Opera of the Month

L’elisir d’amore

We take a look at Annabel Arden’s much loved production of L’elisir d’amore. Subscribers can watch now on Glyndebourne Encore.

Every month on Glyndebourne Encore – our new streaming service – we’ll be shining the spotlight on an opera, offering you deeper insights into extraordinary productions.

June’s Opera of the Month on Glyndebourne Encore is Annabel Arden’s joyous production of L’elisir d’amore.

Over on Glyndebourne Encore, subscribers can watch L’elisir d’amore in full, and enjoy an exclusive introduction from opera specialist Alexandra Coghlan who talks to musicologist Dr Flora Willson and novelist Amanda Craig to explore Donizetti’s blissful big-hearted opera.

Brief introduction:

One of opera’s great romantic comedies, L’elisir d’amore was the biggest success of Donizetti’s career – a work bursting with sunshine, melody and joy. Soft-hearted and sweet-natured, there’s a tenderness to this musical picture of small-town life and love that is impossible to resist, as well as an anarchic comedy that sweeps you along in its exuberant wake.

L’elisir d’amore, Festival 2009 | Photo by Simon Annard

Nemorino loves Adina. Beautiful, popular and a landowner, she is a dream that seems well beyond his reach. A visiting quack rolls into town and sells Nemorino a potion he promises will win her heart. Complications, collisions and chaos ensue, and Adina becomes engaged – to someone else. But just as Nemorino despairs of ever getting his happy ending, the clouds lift and his devotion is rewarded.

L’elisir is an exhilarating mixture of musical styles, taking its audience from giddy, knock-about farce to heartfelt sincerity. Colourful orchestration helps paint a lively, affectionate scene of rural life, busy with eccentricity, emotion and comic escapades.

You can find out more about L’elisir d’amore in this episode of our podcast:

Why not to miss it:

L’elisir d’amore, Festival 2009 | Photo by Simon Annard

Since its premiere in 2007, Annabel Arden’s L’elisir d’amore has become a real Glyndebourne classic, beloved for its warmth and sunny good humour. Relocating the action to Italy in the 1940s, Arden preserves the opera’s original small-town sweetness, its sense of dusty hopefulness and optimism, but spices it with just a hint of 20th-century politics.

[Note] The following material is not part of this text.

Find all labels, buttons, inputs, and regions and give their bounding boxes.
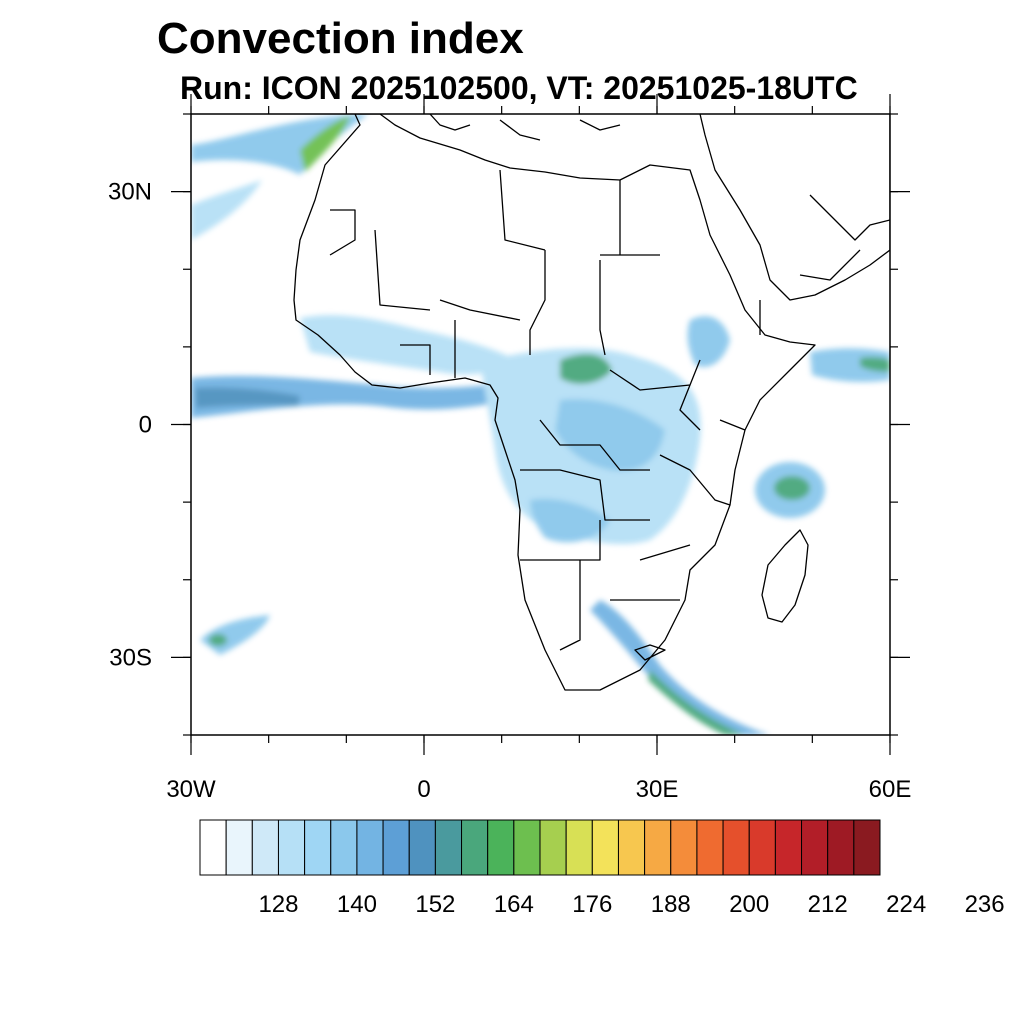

Adina’s handsome suitor Belcore is a soldier, and the black uniforms that he and the rest of his platoon wear nod to the fascism whose spread across Europe during the 1940s would threaten and ultimately destroy such communities. The sense of a rural idyll, of joyful innocence, is painfully intensified by the knowledge that it cannot endure.

Cast and creative team:

Acclaimed Italian conductor Maurizio Benini makes his Glyndebourne debut in Donizetti’s intoxicating and deeply touching opera, whose fast-moving comic story unfolds the romantic rivalry between penniless farmhand and bumptious soldier, both vying for the love of Adina. Will the bogus Dr Dulcamara’s potion – the elixir of love – help farmhand Nemorino win her heart? Peter Auty takes the role of Nemorino with Ekaterina Siurina as Adina.

“It is a beautifully achieved piece of work. … Peter Auty’s Nemorino is world-class in his vocal accomplishment and touching presentation of the character’s plight. Alfredo Daza sounds exactly the right notes of God’s gift to women bumptiousness and fundamental decency with his good-looking, healthy sounding Sergeant Belcore. Luciano Di Pasquale hits the spot as the fake potion seller Dulcamara, bringing colour and vivacity to his every appearance. The chorus are marvellous. Maurizio Benini maintains lively music-making in the pit.” The Stage

A great moment to look out for:

The arrival of travelling salesman and quack Dr Dulcamara is one of the great operatic entrances, and Annabel Arden’s production captures beautifully the sense of excitement and wonder that this eccentric personality generates in this small, sleepy Italian town.

Dulcamara’s silent assistant (part-acrobat, part ringmaster) clears the way for the imposing arrival of this larger-than-life figure whose famous elixir promises to cure everything from hair-loss and wrinkles to rickets and infertility – all of which is advertised to the villagers with the aid of some handy cinematic projection.

This is some of Donizetti’s most buoyant and vividly characterised music. Dulcamara is a born showman, a man who could sell ice to the Eskimos, and his ‘Udite, udite O rustici!’ (‘Listen, all you peasants’) offers a vivid introduction both to his character and to his products – advertised in the light-footed patter-song that follows, whose chattering speed and catchy melody sweep away all doubts and objections before them.